Central R. Co. v. Pennsylvania, 370 U.S. 607 (1962)

Central Railroad Company of Pennsylvania v. Pennsylvania


No. 400


Argued March 20, 1962
Decided June 25, 1962
370 U.S. 607

APPEAL FROM THE SUPREME COURT OF PENNSYLVANIA

Syllabus

Appellant is a Pennsylvania corporation authorized to operate a railroad only within Pennsylvania and having no tracks outside of Pennsylvania. It owned freight cars which were used in ordinary transport operations in three ways: (1) by appellant on its own tracks in Pennsylvania; (2) by a New Jersey railroad on fixed routes and regular schedules over that railroad’s tracks in New Jersey; and (3) by many other railroads on their own lines in various parts of the country. Pennsylvania levied an annual property tax on the total value of all freight cars owned by appellant, and appellant challenged its right to do so under the Commerce Clause and the Due Process and Equal Protection Clauses of the Fourteenth Amendment.

Held:

1. Appellant could not avoid imposition of Pennsylvania’s tax on the full value of its freight cars merely by proving that some determinable fraction of them were absent from the State for part of the tax year. It must sustain the burden of proving that some determinable portion of them may be similarly taxed in another State. Pp. 611-613.

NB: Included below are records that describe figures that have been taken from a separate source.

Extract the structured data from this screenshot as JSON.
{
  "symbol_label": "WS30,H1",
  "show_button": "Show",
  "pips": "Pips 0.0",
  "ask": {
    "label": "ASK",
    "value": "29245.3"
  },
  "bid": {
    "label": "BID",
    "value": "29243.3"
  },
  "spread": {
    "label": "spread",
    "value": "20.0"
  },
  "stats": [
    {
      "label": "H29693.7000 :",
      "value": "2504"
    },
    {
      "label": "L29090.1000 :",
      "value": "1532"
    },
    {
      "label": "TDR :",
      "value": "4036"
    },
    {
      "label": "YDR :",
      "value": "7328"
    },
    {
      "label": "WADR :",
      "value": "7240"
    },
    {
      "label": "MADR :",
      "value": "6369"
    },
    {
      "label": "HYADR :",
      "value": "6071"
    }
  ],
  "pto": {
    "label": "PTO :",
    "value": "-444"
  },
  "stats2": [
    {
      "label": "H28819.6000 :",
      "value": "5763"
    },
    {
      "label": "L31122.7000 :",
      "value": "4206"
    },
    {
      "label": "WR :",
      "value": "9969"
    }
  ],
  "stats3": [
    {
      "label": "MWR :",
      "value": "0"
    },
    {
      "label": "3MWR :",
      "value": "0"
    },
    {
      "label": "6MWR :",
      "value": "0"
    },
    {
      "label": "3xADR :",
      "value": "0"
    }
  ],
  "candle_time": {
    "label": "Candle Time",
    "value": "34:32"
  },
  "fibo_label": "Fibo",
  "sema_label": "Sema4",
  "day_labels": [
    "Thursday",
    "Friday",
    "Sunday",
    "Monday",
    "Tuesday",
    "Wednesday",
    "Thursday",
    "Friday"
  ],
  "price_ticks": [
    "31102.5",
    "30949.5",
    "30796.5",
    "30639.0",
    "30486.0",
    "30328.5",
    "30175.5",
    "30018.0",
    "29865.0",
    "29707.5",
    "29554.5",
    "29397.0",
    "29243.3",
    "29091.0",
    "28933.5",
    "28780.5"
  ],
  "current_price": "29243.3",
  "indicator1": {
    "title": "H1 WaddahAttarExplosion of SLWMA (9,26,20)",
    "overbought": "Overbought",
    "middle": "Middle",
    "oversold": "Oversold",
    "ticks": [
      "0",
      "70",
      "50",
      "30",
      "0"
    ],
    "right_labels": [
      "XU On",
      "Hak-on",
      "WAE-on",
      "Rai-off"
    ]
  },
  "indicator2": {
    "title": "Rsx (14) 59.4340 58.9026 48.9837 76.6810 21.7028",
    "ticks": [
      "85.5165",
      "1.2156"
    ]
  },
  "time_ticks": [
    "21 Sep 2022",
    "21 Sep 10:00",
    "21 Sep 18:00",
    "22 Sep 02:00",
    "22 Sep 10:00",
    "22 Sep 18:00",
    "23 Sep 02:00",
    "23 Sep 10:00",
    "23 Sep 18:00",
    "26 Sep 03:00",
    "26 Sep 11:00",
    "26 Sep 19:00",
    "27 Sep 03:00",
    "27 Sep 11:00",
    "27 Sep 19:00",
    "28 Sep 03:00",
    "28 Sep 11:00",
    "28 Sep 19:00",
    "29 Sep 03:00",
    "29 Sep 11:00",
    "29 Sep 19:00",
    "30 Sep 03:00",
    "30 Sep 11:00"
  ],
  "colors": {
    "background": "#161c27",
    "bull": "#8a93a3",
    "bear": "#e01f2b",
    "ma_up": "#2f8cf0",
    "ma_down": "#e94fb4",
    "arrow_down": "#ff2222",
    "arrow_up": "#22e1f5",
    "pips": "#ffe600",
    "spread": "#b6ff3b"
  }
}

2. Appellant’s freight cars that had been run habitually on fixed routes and regular schedules over the lines of the New Jersey railroad in New Jersey were subject to the imposition of an apportioned ad valorem tax by the State of New Jersey, and consequently the daily average of appellant’s freight cars located on the New Jersey railroad’s lines during the tax year could not constitutionally be included in the computation of this Pennsylvania tax. Pp. 613-614.

3. On the record in this case, Pennsylvania could constitutionally tax at full value the remainder of appellant’s fleet of freight cars, including those used by other railroads in other States, since appellant has failed to sustain its burden of proving that a tax situs had been established elsewhere with respect to such cars. Pp. 614-617.

4. For the purposes of this tax, Pennsylvania could differentiate between railroads having tracks which lay only within its borders and those whose tracks were located both within and without the State, since such a classification would be reasonable and would not violate the Equal Protection Clause of the Fourteenth Amendment. Pp. 617-618.

403 Pa. 419, 169 A.2d 878, affirmed in part and reversed in part.